Smokefall—Defunkt Theatre—SE Portland



          “Past Saving”

    This dark chronicle, of a family history, is written by Noah Haidle and directed by Patrick Walsh.  It is playing at their space, 4319 SE Hawthorne Blvd. (in back of the Common Ground Coffee Shop) through November 16th.  (Parking is a challenge in this area, so plan your time accordingly.)  For more information, go to their site at www.defunkttheatre.com

    Relationships are never easy and family dynamics can be a bitch to handle.  But, from “womb to tomb,” you have no choice but to just deal with it.  This odd story, part dark fairy tale set in an alternate reality, and part romance (of sorts), gives us a glimpse into the psyche of one family over several years.  It has a lot in common with Tennessee Williams and his play, The Glass Menagerie as, in both stories, there is the father who “fell in love with long distance…trying to find in motion what was lost in space.”  And there is the shy or, in this case, mainly silent sister, and a narrator (Footnote) that has prior knowledge of the family and moves the story along, filling in the blanks as it goes, as well as some lovely poetic prose in the storytelling of both authors.

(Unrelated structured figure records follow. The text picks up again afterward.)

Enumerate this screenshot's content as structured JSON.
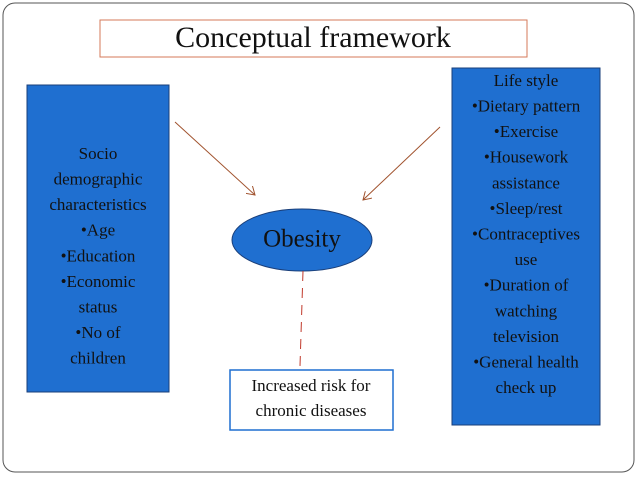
{
  "title": "Conceptual framework",
  "nodes": [
    {
      "id": "socio",
      "lines": [
        "Socio",
        "demographic",
        "characteristics",
        "•Age",
        "•Education",
        "•Economic",
        "status",
        "•No of",
        "children"
      ]
    },
    {
      "id": "lifestyle",
      "lines": [
        "Life style",
        "•Dietary pattern",
        "•Exercise",
        "•Housework",
        "assistance",
        "•Sleep/rest",
        "•Contraceptives",
        "use",
        "•Duration of",
        "watching",
        "television",
        "•General health",
        "check up"
      ]
    },
    {
      "id": "obesity",
      "lines": [
        "Obesity"
      ]
    },
    {
      "id": "risk",
      "lines": [
        "Increased risk for",
        "chronic diseases"
      ]
    }
  ]
}
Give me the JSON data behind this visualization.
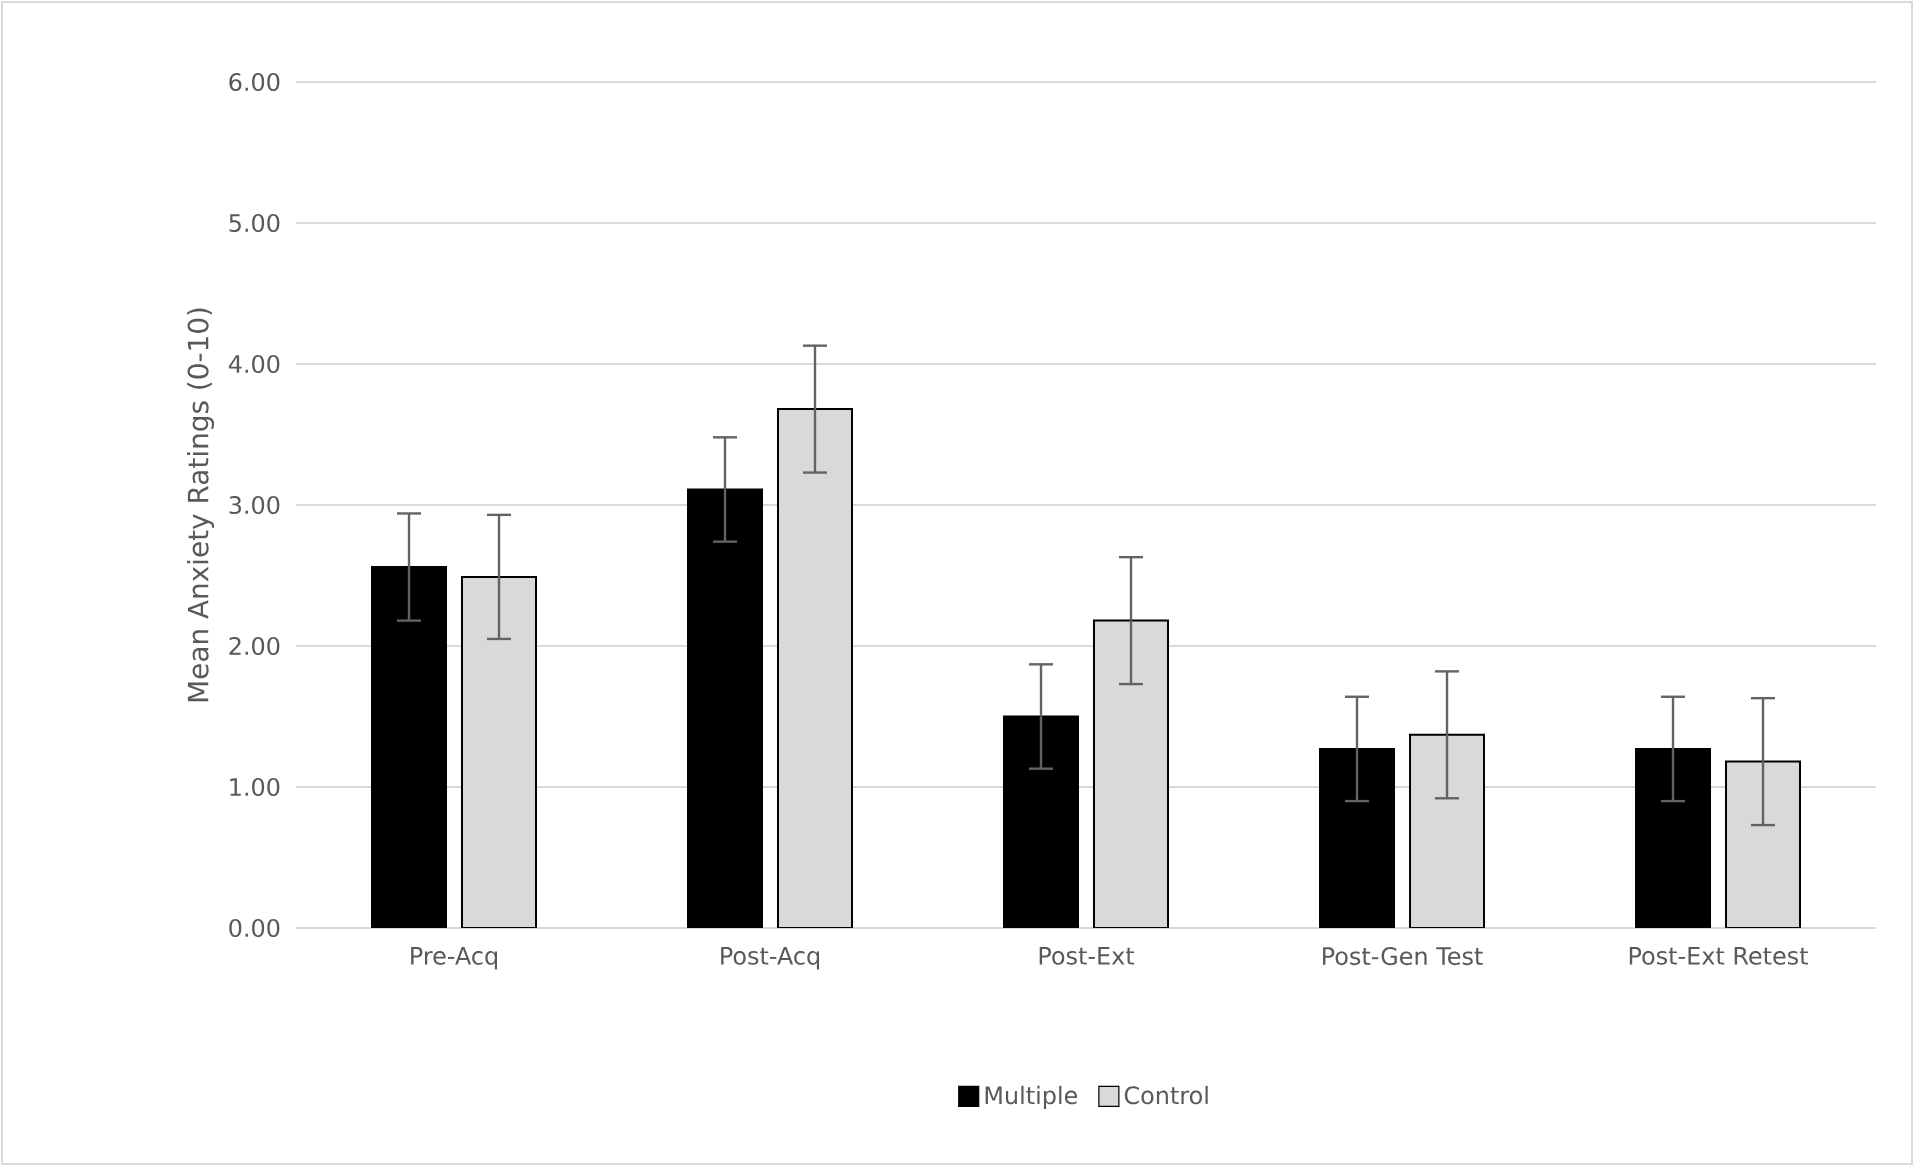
{
  "chart_data": {
    "type": "bar",
    "ylabel": "Mean Anxiety Ratings (0-10)",
    "categories": [
      "Pre-Acq",
      "Post-Acq",
      "Post-Ext",
      "Post-Gen Test",
      "Post-Ext Retest"
    ],
    "series": [
      {
        "name": "Multiple",
        "color": "#000000",
        "values": [
          2.56,
          3.11,
          1.5,
          1.27,
          1.27
        ],
        "errors": [
          0.38,
          0.37,
          0.37,
          0.37,
          0.37
        ]
      },
      {
        "name": "Control",
        "color": "#d9d9d9",
        "values": [
          2.49,
          3.68,
          2.18,
          1.37,
          1.18
        ],
        "errors": [
          0.44,
          0.45,
          0.45,
          0.45,
          0.45
        ]
      }
    ],
    "ylim": [
      0,
      6
    ],
    "yticks": [
      {
        "value": 0,
        "label": "0.00"
      },
      {
        "value": 1,
        "label": "1.00"
      },
      {
        "value": 2,
        "label": "2.00"
      },
      {
        "value": 3,
        "label": "3.00"
      },
      {
        "value": 4,
        "label": "4.00"
      },
      {
        "value": 5,
        "label": "5.00"
      },
      {
        "value": 6,
        "label": "6.00"
      }
    ],
    "grid": "y",
    "legend": "bottom"
  }
}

    The matriarch of the family is Violet (Brooke Calcagno), who is pregnant with twin boys as the story opens, with Footnote (Matthew Kern) giving us the lowdown on their history.  She lives in her father’s house, the Colonel (Chris Porter), who’s memory is failing him, and her daughter, Beauty (Jessica Hillenbrand), who chooses to eat paper, paint, dirt, etc., anything but food, and has chosen not to speak because she decided she simply had no more to say.  And, finally, there is Dan (Joe Von Appen), the husband, who will soon be a bleep in the family tree, due to his absence…this is the first Act.

    The second act is a wee more bizarre, as we get the perspective of the twins (Kern & Von Appen, again) in the womb, as they discuss the pros and cons of actually being born and facing an uncertain future.  The third act presents Beauty, now speaking, and eating normal food, connecting with one of the twins, John (Porter, again), her brother, on his birthday and meeting his son, Samuel (Kern, again).  Yes, a bit confusing but also very compelling and they do manage to tie up the ends together.  It is one family’s journey but there are elements within it that seem familiar to me, as it will, I’m sure, to others.

    The story grows on you, as does the style, and being an intimate setting, it feels even more personal.  Walsh has taken on what must have seemed like an impossible task at the beginning and molded it into quite an engaging piece of theatre.  And his cast pick is amazing, as I couldn’t image anyone else in these roles.  Porter is a stalwart of local theatre and is at his best here.  Von Appen does well, especially as the reluctant twin.  Calcagno has been too long absent from the stage and it’s good to see her back and just as strong.  Hilllenbrand is excellent as the young girl who blossoms before your eyes and becomes a determined woman.  And Kern, again, brandishes his acting chops and is powerful in more than one demanding role here.  Kudos to all!

    I recommend this play.  If you do choose to see it, please tell them Dennis sent you.